Assessment of the mechanisms exerting glucose-lowering effects of dried peas in glucose-intolerant rats

作者:Whitlock Kevin A; Kozicky Lisa; Jin Alena; Yee Homun; Ha Christine; Morris Jill; Field Catherine J; Bell Rhonda C; Ozga Jocelyn A; Chan Catherine B*
来源:British Journal of Nutrition, 2012, 108: S91-S102.
DOI:10.1017/S0007114512000736

摘要

The present study compared the effects of feeding uncooked pea fractions (embryo v. seed coat) on glucose homeostasis in glucose-intolerant rats and examined potential mechanisms influencing glucose homeostasis. Rats were made glucose intolerant by high-fat feeding, after which diets containing both high-fat and pea fractions were fed for 4 weeks. Rats fed diets containing uncooked pea seed coats low (non-coloured seed coat; NSC) or high (coloured seed coat; CSC) in proanthocyanidins but not embryos had improved oral glucose tolerance (P<0.05). NSC also lowered fasting and glucose-stimulated insulin secretion (P<0.05), decreased beta-cell mass by 50% (P<0.05) and lowered levels of malondialdehyde, a marker of oxidative stress.
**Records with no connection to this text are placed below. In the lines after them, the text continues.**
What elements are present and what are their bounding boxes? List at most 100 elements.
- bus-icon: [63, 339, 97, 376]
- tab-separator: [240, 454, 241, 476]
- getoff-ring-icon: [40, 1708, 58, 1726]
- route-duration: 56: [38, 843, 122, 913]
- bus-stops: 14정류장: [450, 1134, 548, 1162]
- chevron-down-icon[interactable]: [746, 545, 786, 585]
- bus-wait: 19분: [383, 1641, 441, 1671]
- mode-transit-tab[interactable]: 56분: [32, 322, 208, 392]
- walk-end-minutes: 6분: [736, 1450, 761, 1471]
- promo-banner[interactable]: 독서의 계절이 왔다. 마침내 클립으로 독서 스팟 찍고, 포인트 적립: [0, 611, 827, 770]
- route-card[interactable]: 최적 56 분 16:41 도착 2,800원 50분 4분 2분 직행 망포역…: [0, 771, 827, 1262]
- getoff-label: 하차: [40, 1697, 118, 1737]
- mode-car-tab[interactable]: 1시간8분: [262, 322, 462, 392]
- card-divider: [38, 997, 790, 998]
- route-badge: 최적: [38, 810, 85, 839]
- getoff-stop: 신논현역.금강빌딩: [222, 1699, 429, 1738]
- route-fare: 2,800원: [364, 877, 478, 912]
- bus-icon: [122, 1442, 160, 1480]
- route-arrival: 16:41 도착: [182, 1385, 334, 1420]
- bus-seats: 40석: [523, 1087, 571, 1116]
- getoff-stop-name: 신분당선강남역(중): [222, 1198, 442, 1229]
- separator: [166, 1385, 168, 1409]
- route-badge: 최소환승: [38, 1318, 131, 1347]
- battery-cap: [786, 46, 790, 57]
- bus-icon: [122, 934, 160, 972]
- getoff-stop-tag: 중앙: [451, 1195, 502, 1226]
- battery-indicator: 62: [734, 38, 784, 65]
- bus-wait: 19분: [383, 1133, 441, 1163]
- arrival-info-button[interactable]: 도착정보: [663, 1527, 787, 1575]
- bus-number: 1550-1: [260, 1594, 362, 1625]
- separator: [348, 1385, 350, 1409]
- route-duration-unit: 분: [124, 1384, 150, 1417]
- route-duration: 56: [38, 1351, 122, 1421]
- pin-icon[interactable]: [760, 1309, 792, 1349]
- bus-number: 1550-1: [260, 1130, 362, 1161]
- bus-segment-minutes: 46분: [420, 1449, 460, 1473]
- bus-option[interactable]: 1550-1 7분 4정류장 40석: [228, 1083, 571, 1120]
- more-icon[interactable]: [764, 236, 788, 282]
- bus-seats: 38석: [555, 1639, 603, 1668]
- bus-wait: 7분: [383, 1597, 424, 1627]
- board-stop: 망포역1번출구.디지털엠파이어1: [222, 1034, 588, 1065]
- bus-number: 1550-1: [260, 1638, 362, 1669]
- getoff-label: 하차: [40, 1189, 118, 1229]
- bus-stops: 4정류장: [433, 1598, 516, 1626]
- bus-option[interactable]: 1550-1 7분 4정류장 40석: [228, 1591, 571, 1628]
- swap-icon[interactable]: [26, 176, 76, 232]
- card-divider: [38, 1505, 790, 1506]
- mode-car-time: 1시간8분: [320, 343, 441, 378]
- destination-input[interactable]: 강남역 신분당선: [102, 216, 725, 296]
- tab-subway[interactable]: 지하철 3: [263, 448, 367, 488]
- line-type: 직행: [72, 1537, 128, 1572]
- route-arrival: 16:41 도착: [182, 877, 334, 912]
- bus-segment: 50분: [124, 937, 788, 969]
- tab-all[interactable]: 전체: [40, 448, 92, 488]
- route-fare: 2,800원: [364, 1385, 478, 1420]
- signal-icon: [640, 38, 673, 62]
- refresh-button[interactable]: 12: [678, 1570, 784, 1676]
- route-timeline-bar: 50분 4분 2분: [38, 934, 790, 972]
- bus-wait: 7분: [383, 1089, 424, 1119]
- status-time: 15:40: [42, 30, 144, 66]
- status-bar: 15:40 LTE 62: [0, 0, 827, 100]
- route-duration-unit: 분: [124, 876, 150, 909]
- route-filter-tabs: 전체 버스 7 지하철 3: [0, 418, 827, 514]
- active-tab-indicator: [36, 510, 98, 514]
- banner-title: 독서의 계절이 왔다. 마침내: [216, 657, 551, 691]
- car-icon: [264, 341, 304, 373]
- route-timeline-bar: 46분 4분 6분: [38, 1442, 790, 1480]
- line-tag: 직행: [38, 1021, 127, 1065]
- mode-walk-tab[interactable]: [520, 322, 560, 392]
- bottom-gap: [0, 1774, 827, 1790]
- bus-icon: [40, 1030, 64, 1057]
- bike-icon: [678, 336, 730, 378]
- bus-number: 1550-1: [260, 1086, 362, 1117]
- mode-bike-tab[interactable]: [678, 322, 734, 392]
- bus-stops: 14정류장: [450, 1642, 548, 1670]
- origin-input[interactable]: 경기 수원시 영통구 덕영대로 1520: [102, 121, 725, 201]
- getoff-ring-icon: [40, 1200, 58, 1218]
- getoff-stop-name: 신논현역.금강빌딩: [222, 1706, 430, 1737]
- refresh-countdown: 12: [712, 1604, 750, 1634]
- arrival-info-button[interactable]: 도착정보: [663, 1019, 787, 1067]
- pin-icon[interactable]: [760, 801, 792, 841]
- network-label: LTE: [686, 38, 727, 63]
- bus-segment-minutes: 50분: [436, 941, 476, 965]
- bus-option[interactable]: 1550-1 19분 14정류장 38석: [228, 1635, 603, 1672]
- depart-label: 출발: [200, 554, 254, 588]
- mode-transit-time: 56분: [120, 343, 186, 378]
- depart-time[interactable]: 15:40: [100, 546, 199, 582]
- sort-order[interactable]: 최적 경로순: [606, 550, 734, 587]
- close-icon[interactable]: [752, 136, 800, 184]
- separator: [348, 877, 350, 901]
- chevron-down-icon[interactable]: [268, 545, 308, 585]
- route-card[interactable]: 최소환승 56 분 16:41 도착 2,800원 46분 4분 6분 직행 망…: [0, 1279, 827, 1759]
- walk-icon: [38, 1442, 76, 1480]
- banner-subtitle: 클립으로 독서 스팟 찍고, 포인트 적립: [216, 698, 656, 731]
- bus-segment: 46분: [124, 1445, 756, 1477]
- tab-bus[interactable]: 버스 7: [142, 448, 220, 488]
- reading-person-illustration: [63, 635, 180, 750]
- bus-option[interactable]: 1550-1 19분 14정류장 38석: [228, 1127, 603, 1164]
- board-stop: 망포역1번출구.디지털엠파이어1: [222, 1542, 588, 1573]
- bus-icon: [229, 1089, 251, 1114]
Furthermore, NSC decreased the mucosal thickness of the colon by 25% (P<0.05), which might affect fibre fermentation and other gut functions. Small but statistically significant (P<0.05) effects consistent with enhanced glucose transport or metabolism were observed in the skeletal muscle of rats fed NSC or CSC, for example, increased levels of AMP-dependent kinase or akt. We conclude that pea seed coats are the fraction exerting beneficial effects on glucose tolerance. Most of the changes were small in amplitude, suggesting that additive effects on multiple tissues may be important. NSC content appeared to have the most beneficial effects in improving glucose homeostasis but our ability to detect the effect of flavonoids may have been limited by their low concentration in the diet.